Category Archives: Uncategorized

SLAM based on submap joining that achieves linear cost through a novel choice of the reference frame of each submap, and an interesting related works on map joining, i.e., considering submaps as observations

Liang Zhao, Shoudong Huang, Gamini Dissanayake, Linear SLAM: Linearising the SLAM problems using submap joining, Automatica, Volume 100, 2019, Pages 231-246, DOI: 10.1016/j.automatica.2018.10.037.

The main contribution of this paper is a new submap joining based approach for solving large-scale Simultaneous Localization and Mapping (SLAM) problems. Each local submap is independently built using the local information through solving a small-scale SLAM; the joining of submaps mainly involves solving linear least squares and performing nonlinear coordinate transformations. Through approximating the local submap information as the state estimate and its corresponding information matrix, judiciously selecting the submap coordinate frames, and approximating the joining of a large number of submaps by joining only two maps at a time, either sequentially or in a more efficient Divide and Conquer manner, the nonlinear optimization process involved in most of the existing submap joining approaches is avoided. Thus the proposed submap joining algorithm does not require initial guess or iterations since linear least squares problems have closed-form solutions. The proposed Linear SLAM technique is applicable to feature-based SLAM, pose graph SLAM and D-SLAM, in both two and three dimensions, and does not require any assumption on the character of the covariance matrices. Simulations and experiments are performed to evaluate the proposed Linear SLAM algorithm. Results using publicly available datasets in 2D and 3D show that Linear SLAM produces results that are very close to the best solutions that can be obtained using full nonlinear optimization algorithm started from an accurate initial guess. The C/C++ and MATLAB source codes of Linear SLAM are available on OpenSLAM.

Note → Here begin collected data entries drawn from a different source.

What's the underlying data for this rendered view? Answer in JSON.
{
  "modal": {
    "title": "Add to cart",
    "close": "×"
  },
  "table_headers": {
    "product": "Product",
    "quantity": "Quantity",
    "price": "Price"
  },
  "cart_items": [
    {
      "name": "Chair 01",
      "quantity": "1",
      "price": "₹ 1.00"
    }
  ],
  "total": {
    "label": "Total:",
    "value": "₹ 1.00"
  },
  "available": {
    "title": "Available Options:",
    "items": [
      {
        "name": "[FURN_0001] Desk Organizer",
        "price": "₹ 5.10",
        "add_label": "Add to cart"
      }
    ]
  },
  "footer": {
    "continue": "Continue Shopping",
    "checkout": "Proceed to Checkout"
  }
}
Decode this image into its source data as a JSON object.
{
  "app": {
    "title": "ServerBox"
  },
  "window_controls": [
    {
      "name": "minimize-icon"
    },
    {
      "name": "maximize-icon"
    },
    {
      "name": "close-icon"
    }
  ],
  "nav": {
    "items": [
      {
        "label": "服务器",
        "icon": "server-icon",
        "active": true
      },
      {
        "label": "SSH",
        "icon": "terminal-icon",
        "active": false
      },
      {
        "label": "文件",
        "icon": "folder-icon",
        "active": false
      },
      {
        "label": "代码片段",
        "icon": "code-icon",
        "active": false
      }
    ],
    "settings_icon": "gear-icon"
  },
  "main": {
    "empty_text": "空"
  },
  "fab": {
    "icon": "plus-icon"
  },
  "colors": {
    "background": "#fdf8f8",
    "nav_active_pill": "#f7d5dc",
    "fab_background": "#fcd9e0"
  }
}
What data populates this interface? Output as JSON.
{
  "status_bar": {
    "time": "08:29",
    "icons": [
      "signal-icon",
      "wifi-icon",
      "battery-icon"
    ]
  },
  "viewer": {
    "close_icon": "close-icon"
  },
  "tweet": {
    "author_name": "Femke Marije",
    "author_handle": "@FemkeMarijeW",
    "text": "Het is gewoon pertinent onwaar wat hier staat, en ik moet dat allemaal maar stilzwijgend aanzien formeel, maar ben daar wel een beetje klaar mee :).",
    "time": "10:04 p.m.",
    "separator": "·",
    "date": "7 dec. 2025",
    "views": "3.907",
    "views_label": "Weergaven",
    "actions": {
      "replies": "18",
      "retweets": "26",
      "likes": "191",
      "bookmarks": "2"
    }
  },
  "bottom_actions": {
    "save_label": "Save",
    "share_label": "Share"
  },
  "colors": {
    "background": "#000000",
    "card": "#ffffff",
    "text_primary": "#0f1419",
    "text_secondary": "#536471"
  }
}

Optimization algorithms inspired in chemical reactions

Nazmul Siddique, Hojjat Adeli, Nature-Inspired Chemical Reaction Optimisation Algorithms, Cognitive Computation, Volume 9, Issue 4, pp 411–422, DOI: 10.1007/s12559-017-9485-1.

Nature-inspired meta-heuristic algorithms have dominated the scientific literature in the areas of machine learning and cognitive computing paradigm in the last three decades. Chemical reaction optimisation (CRO) is a population-based meta-heuristic algorithm based on the principles of chemical reaction. A chemical reaction is seen as a process of transforming the reactants (or molecules) through a sequence of reactions into products. This process of transformation is implemented in the CRO algorithm to solve optimisation problems. This article starts with an overview of the chemical reactions and how it is applied to the optimisation problem. A review of CRO and its variants is presented in the paper. Guidelines from the literature on the effective choice of CRO parameters for solution of optimisation problems are summarised.

Application of deep learning and reinforcement learning to an industrial process, with a gentle introduction to both and a clear explanation of the process and decisions made to build the whole control system

Johannes Günther, Patrick M. Pilarski, Gerhard Helfrich, Hao Shen, Klaus Diepold, Intelligent laser welding through representation, prediction, and control learning: An architecture with deep neural networks and reinforcement learning, Mechatronics, Volume 34, March 2016, Pages 1-11, ISSN 0957-4158, DOI: 10.1016/j.mechatronics.2015.09.004.

Laser welding is a widely used but complex industrial process. In this work, we propose the use of an integrated machine intelligence architecture to help address the significant control difficulties that prevent laser welding from seeing its full potential in process engineering and production. This architecture combines three contemporary machine learning techniques to allow a laser welding controller to learn and improve in a self-directed manner. As a first contribution of this work, we show how a deep, auto-encoding neural network is capable of extracting salient, low-dimensional features from real high-dimensional laser welding data. As a second contribution and novel integration step, these features are then used as input to a temporal-difference learning algorithm (in this case a general-value-function learner) to acquire important real-time information about the process of laser welding; temporally extended predictions are used in combination with deep learning to directly map sensor data to the final quality of a welding seam. As a third contribution and final part of our proposed architecture, we suggest that deep learning features and general-value-function predictions can be beneficially combined with actor–critic reinforcement learning to learn context-appropriate control policies to govern welding power in real time. Preliminary control results are demonstrated using multiple runs with a laser-welding simulator. The proposed intelligent laser-welding architecture combines representation, prediction, and control learning: three of the main hallmarks of an intelligent system. As such, we suggest that an integration approach like the one described in this work has the capacity to improve laser welding performance without ongoing and time-intensive human assistance. Our architecture therefore promises to address several key requirements of modern industry. To our knowledge, this architecture is the first demonstrated combination of deep learning and general value functions. It also represents the first use of deep learning for laser welding specifically and production engineering in general. We believe that it would be straightforward to adapt our architecture for use in other industrial and production engineering settings.